- Dragarino Location within North Macedonia
- Coordinates: 41°5′51.69″N 21°18′31.83″E﻿ / ﻿41.0976917°N 21.3088417°E
- Country: North Macedonia
- Region: Pelagonia
- Municipality: Bitola

Population (2021)
- • Total: 84
- Time zone: UTC+1 (CET)
- • Summer (DST): UTC+2 (CEST)

= Dragarino =

Dragarino (Драгарино) is a village in the Bitola Municipality of North Macedonia. It used to be part of the former municipality of Kukurečani.

==Demographics==
Dragarino is attested in the Ottoman defter of 1467/68 as a village in the vilayet of Manastir. The inhabitants attested largely bore typical Slavic anthroponyms along with a few instances of Albanian ones, such as Gerg siromah, Gjon son of Dujko and Martin son of Nikolla.

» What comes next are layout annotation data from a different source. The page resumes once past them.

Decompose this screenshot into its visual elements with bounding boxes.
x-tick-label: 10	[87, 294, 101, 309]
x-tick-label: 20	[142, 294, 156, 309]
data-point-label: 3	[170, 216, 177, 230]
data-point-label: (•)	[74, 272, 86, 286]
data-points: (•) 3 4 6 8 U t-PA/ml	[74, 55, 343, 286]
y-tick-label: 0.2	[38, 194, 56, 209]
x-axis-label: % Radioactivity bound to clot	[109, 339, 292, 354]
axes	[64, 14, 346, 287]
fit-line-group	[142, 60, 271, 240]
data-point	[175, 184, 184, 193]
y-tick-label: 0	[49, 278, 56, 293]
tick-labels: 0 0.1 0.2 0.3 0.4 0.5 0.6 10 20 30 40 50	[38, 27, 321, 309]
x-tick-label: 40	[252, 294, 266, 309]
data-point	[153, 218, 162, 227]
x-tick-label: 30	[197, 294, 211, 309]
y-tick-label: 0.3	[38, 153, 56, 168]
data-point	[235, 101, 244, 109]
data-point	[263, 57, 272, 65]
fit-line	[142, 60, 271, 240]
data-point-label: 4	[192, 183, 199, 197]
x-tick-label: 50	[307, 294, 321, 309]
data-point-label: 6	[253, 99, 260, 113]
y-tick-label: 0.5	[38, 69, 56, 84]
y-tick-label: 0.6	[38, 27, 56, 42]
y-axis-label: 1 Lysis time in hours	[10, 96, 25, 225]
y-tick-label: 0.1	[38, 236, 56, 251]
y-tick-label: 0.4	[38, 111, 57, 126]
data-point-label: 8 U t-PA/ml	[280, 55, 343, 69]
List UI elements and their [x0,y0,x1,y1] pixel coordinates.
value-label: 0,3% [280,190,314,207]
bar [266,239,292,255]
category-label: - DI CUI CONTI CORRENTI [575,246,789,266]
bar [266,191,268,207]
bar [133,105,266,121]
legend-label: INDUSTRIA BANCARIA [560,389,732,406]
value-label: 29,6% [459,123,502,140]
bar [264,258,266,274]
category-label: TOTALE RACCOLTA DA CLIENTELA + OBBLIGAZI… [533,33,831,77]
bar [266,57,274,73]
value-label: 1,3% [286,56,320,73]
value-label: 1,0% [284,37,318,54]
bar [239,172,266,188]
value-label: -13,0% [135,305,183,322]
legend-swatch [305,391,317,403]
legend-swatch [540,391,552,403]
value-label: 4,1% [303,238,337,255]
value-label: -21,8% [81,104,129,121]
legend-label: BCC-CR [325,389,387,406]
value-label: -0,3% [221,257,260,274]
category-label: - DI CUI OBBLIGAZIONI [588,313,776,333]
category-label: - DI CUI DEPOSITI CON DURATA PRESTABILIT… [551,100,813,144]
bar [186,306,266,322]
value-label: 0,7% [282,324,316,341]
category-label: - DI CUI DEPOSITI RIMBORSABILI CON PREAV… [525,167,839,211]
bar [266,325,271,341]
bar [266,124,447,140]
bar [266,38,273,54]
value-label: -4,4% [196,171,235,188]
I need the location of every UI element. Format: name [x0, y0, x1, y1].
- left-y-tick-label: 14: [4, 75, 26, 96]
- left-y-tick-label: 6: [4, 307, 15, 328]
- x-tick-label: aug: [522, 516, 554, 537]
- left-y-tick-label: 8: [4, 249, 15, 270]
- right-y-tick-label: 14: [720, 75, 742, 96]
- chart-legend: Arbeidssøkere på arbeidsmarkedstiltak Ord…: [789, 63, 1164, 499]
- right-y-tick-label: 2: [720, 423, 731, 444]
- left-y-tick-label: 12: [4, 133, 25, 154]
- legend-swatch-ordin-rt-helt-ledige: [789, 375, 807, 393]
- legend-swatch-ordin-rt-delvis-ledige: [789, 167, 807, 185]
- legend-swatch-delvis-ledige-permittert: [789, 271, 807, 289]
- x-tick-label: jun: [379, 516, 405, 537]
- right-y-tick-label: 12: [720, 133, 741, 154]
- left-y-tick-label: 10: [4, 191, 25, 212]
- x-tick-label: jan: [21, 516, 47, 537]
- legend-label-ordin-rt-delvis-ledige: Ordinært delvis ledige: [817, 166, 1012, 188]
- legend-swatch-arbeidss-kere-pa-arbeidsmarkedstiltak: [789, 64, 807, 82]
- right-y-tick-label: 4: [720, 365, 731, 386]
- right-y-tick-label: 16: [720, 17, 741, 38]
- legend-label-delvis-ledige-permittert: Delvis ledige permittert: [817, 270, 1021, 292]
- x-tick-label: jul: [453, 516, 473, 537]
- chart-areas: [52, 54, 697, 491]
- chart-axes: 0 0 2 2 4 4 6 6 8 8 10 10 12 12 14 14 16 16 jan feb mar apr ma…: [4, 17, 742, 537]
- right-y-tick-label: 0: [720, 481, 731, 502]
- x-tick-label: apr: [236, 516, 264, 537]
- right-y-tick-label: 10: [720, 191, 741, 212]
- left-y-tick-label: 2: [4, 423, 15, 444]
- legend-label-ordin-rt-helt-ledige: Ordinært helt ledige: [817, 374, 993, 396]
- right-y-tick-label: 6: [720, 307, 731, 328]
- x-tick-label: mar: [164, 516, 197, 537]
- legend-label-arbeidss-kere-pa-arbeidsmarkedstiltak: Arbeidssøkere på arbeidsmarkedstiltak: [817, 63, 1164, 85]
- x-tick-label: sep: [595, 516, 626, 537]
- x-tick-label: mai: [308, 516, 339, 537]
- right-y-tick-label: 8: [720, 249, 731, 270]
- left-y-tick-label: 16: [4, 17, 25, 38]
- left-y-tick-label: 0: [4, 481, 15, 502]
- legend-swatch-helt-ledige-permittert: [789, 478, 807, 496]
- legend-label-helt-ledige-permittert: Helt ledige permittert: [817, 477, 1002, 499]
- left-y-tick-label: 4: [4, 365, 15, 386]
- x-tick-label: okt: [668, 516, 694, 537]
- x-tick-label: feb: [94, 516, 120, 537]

In statistics gathered by Vasil Kanchov in 1900, the village of Dragarino was inhabited by 250 Christian Bulgarians.

As of the 2021 census, Dragarino had 84 residents with the following ethnic composition:
- Macedonians 77
- Persons for whom data are taken from administrative sources 7

According to the 2002 census, it has a population of 86. The entirety of the village are ethnic Macedonians.